From my base in Hong Kong, I oversee Roland Berger’s management magazine, Think:Act. I have a keen interest in management thought. Over a career spanning two decades, I have interviewed several thought leaders like C.K. Prahalad, Michael Porter, Philip Kotler, Clayton Christensen, Henry Mintzberg, Henry Chesbrough, Marshall Goldsmith and Gary Hamel, and Nobel Prize winners John Nash and Amartya Sen.

Before coming to Hong Kong, I spent four-and-a-half years in Beijing as editor of a China-focused business and management publication. China taught me many things, most of all it gave me a refreshing take on business. Prior to that, I was an International Visiting Scholar at the University of California Berkeley.
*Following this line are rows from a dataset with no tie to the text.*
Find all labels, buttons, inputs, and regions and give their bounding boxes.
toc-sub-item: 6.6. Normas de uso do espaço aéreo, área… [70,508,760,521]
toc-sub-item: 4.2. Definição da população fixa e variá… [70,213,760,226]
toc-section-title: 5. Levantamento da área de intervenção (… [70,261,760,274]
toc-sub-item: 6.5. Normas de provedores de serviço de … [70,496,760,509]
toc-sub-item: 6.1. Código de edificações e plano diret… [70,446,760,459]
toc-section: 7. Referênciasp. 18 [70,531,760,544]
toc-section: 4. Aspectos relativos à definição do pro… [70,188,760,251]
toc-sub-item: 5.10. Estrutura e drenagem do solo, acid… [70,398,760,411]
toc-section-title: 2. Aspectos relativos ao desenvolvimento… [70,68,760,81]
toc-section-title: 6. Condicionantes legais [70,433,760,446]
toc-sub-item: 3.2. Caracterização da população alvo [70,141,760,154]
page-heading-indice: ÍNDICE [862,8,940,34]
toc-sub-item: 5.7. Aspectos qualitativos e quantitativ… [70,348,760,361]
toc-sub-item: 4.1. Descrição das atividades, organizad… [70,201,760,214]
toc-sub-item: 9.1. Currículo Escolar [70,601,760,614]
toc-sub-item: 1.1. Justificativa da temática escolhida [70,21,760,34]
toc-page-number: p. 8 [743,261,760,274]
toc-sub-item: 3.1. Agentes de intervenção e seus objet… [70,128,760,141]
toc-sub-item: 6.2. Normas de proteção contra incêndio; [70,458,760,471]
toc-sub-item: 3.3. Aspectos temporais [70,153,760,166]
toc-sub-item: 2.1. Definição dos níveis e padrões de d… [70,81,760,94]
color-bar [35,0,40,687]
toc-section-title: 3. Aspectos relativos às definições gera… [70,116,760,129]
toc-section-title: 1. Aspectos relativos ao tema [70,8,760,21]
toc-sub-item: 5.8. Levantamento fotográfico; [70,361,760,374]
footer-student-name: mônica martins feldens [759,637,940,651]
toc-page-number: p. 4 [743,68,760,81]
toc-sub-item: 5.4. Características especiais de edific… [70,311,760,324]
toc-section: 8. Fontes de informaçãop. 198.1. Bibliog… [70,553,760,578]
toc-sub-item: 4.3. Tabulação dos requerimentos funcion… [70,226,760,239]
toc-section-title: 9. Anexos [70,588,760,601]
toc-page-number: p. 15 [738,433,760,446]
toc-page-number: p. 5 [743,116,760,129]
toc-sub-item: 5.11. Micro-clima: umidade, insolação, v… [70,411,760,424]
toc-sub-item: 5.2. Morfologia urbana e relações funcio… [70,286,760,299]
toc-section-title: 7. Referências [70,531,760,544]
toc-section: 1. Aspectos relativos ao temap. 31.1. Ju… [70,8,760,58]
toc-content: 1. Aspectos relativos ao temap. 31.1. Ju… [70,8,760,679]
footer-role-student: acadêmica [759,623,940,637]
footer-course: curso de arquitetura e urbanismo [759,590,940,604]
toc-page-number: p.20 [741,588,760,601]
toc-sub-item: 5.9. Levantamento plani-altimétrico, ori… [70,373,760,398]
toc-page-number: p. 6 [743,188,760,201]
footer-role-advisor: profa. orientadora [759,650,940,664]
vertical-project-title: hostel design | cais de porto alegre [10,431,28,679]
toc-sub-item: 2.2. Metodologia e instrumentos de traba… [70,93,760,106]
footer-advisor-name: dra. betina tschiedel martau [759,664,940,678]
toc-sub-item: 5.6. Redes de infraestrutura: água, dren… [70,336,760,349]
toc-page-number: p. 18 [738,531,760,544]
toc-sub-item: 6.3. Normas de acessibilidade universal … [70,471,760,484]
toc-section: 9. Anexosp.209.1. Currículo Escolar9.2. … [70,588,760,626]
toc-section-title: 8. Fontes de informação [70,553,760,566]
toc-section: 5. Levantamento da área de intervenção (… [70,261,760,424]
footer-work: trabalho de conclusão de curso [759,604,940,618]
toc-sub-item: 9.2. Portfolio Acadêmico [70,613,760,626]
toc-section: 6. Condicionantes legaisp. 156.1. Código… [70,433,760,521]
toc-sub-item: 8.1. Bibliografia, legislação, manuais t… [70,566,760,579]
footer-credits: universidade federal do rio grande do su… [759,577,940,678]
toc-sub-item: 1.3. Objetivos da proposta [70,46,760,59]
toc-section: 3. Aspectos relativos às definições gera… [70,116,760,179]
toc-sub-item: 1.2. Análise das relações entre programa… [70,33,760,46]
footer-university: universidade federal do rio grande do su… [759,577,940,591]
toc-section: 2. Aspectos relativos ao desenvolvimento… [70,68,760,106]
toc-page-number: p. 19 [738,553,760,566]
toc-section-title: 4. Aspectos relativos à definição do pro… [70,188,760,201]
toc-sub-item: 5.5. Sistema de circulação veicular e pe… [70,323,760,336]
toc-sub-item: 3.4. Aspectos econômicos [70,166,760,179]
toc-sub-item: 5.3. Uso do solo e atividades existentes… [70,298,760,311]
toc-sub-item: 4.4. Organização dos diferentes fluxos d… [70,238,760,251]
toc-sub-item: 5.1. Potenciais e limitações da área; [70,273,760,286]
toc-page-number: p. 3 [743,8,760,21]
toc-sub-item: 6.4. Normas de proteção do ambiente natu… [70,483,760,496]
There, I explored how publications need to evolve with changes in technology and reader habits, and business journalism in Silicon Valley. I was also awarded a Bill and Melinda Gates Foundation fellowship as part of the Africa Reporting Project to write about coffee and climate change in Uganda, Africa.
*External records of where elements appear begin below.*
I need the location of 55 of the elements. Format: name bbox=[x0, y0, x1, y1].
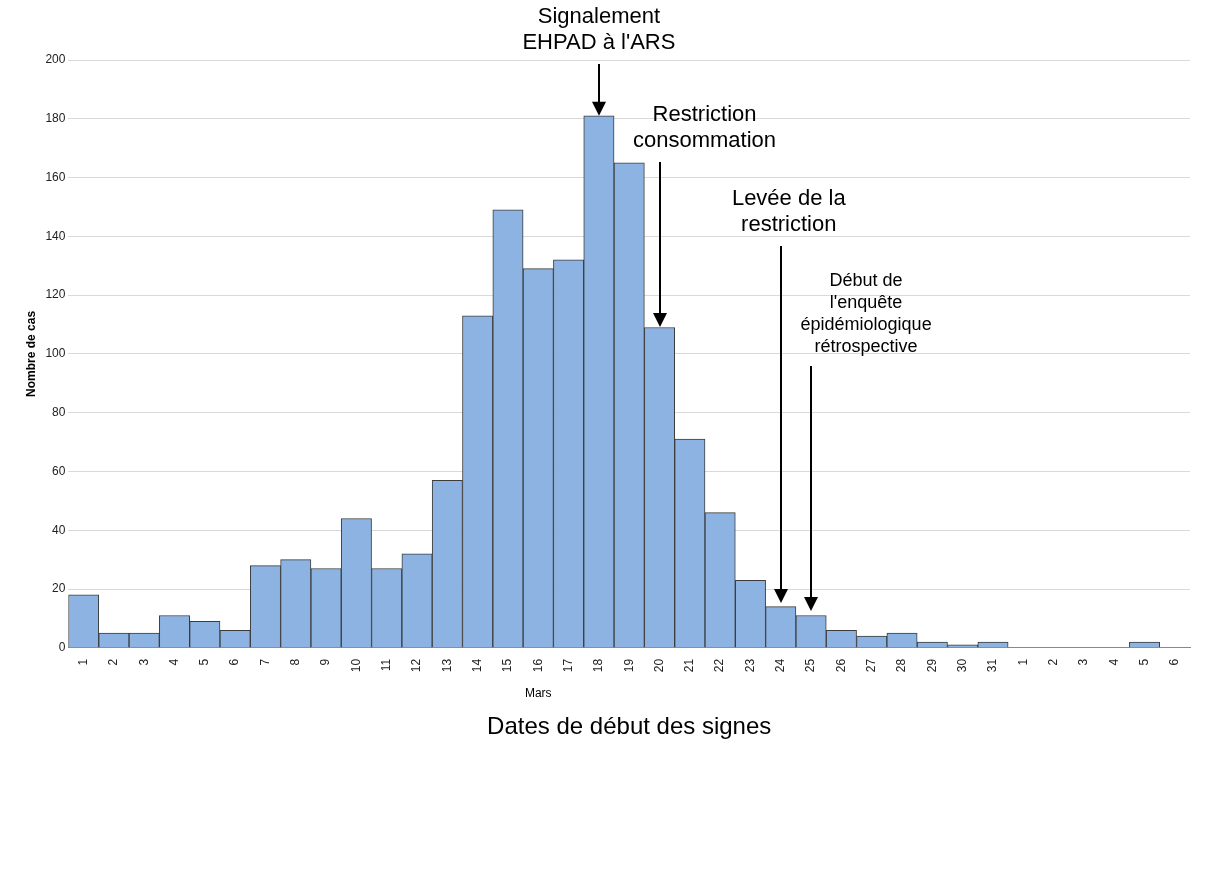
y-tick-label: 160 bbox=[45, 169, 66, 184]
x-tick-label: 21 bbox=[682, 658, 697, 673]
x-tick-label: 22 bbox=[712, 658, 727, 673]
y-tick-label: 60 bbox=[52, 463, 66, 478]
x-tick-label: 17 bbox=[560, 658, 575, 673]
x-tick-label: 11 bbox=[379, 658, 394, 672]
x-tick-label: 1 bbox=[75, 658, 90, 666]
x-tick-label: 20 bbox=[651, 658, 666, 673]
x-axis-title: Dates de début des signes bbox=[487, 712, 772, 740]
annotation: Signalement EHPAD à l'ARS bbox=[522, 3, 676, 55]
x-tick-label: 3 bbox=[136, 658, 151, 666]
y-tick-label: 120 bbox=[45, 287, 66, 302]
x-tick-label: 28 bbox=[894, 658, 909, 673]
x-tick-label: 27 bbox=[864, 658, 879, 673]
text: Mars bbox=[524, 686, 552, 701]
x-tick-label: 24 bbox=[773, 658, 788, 673]
x-tick-label: 12 bbox=[409, 658, 424, 673]
x-tick-label: 5 bbox=[1136, 658, 1151, 666]
x-tick-label: 15 bbox=[500, 658, 515, 673]
x-tick-label: 3 bbox=[1076, 658, 1091, 666]
x-tick-label: 2 bbox=[1045, 658, 1060, 666]
x-tick-label: 4 bbox=[1106, 658, 1121, 666]
x-tick-label: 6 bbox=[1167, 658, 1182, 666]
x-tick-label: 6 bbox=[227, 658, 242, 666]
x-tick-label: 23 bbox=[742, 658, 757, 673]
y-tick-label: 100 bbox=[45, 346, 66, 361]
x-tick-label: 29 bbox=[924, 658, 939, 673]
x-tick-label: 7 bbox=[257, 658, 272, 666]
y-tick-label: 140 bbox=[45, 228, 66, 243]
x-tick-label: 30 bbox=[954, 658, 969, 673]
y-tick-label: 0 bbox=[58, 640, 66, 655]
x-tick-label: 16 bbox=[530, 658, 545, 673]
x-tick-label: 8 bbox=[288, 658, 303, 666]
annotation: Levée de la restriction bbox=[731, 185, 847, 237]
x-tick-label: 31 bbox=[985, 658, 1000, 673]
annotation: Restriction consommation bbox=[632, 101, 777, 153]
x-tick-label: 1 bbox=[1015, 658, 1030, 666]
x-tick-label: 18 bbox=[591, 658, 606, 673]
annotation: Début de l'enquête épidémiologique rétrospective bbox=[800, 269, 932, 356]
y-tick-label: 80 bbox=[52, 405, 66, 420]
y-tick-label: 180 bbox=[45, 111, 66, 126]
y-axis-title: Nombre de cas bbox=[23, 310, 38, 397]
y-tick-label: 40 bbox=[52, 522, 66, 537]
x-tick-label: 4 bbox=[166, 658, 181, 666]
x-tick-label: 10 bbox=[348, 658, 363, 673]
x-tick-label: 5 bbox=[197, 658, 212, 666]
x-tick-label: 13 bbox=[439, 658, 454, 673]
x-tick-label: 19 bbox=[621, 658, 636, 673]
x-tick-label: 26 bbox=[833, 658, 848, 673]
x-tick-label: 25 bbox=[803, 658, 818, 673]
x-tick-label: 14 bbox=[469, 658, 484, 673]
y-tick-label: 20 bbox=[52, 581, 66, 596]
x-tick-label: 9 bbox=[318, 658, 333, 666]
x-tick-label: 2 bbox=[106, 658, 121, 666]
y-tick-label: 200 bbox=[45, 52, 66, 67]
I have worked with some of India’s best known publications such as Forbes India, The Times of India and Businessworld. In 2010, I received the Polestar Award for Excellence in IT and Business Journalism. 

I have researched and edited books like Leading with Conviction (Jossey-Bass) by Shalom Saada Saar and Michael Hargrove, and Culture of the Sepulchre (Penguin India) by Madanjeet Singh. The second book is closely linked to my family’s personal history in East Africa.